Un John Connolly sans Parker (ou presque). C’est bien quand même. C’est sombre, fantastique, ce sont Les âmes perdues de Dutch Island.
Dutch Island, que certains des habitants appellent encore Sanctuaire. Une île au large de Portland, dans le Maine. Joe Dupree y est flic, comme son père et son grand-père. Joe est immense, un vrai géant. Et Joe sait qu’il y a plus de cent ans des choses horribles se sont déroulées sur l’île, et qu’elles ont laissé une marque. Comme son père et son grand-père, Joe sait aussi qu’il a un autre rôle que celui de simple flic.
Sur le continent, Edward Moloch vient de s’évader et a rassemblé une bande de psychopathes pour l’aider dans sa vengeance. Il veut retrouver sa femme qui l’a vendu aux flics, lui faire payer ses années de prison et récupérer l’argent qu’elle lui a pris. En prison son rêve lui a révélé que sa femme a changé de nom et qu’elle a trouvé refuge au large de Portland. Alors que sur Sanctuaire les habitants les plus sensibles sentent que le mal se rapproche, la bande de tueurs de Moloch se met en marche.

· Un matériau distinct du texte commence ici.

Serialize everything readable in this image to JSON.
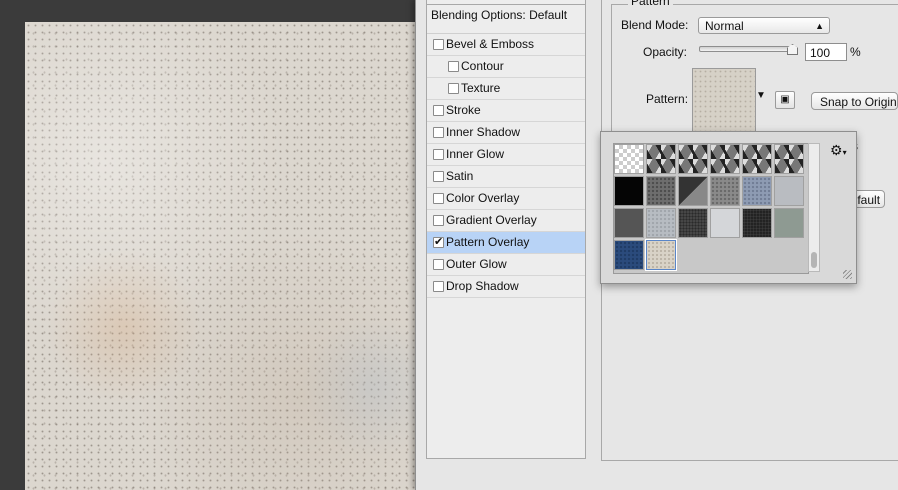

Du pur plaisir bien sombre, bien stressant. Un exercice de style brillamment mené : Une bande de fous sanguinaires arrive sur une île, coupée du reste du monde le temps de la confrontation par une tempête homérique. Avec, comme toujours chez Connolly, un assaisonnement fantastique, ici plus marqué que dans ses autres romans, mais jamais de facilité dans la résolution des affaires. Pour ceux qui ne sont pas familiers de cet auteur, c’est fantastique, il y a intrusion de choses « non naturelles » dans l’histoire, mais tout pourrait aussi s’expliquer de façon « rationnelle ». Pas d’avancée de l’intrigue grâce à des recours à des forces occultes, tout ce qui relève du fantastique pourrait aussi s’expliquer par la folie, toujours. Même si …
Bref, c’est superbement mené et délicieusement stressant. On en frissonne de plaisir et on se surprend à jeter un coup d’œil dehors, la nuit, en refermant le bouquin pour voir si ce n’est pas une silhouette grise qu’on a aperçu, là dehors …
John Connolly / Les âmes perdues de Dutch Island (Bad men, 2004), Presses de la cité/Sand d’encre (2014), traduit de l’anglais (Irlande) par Santiago Artozqui.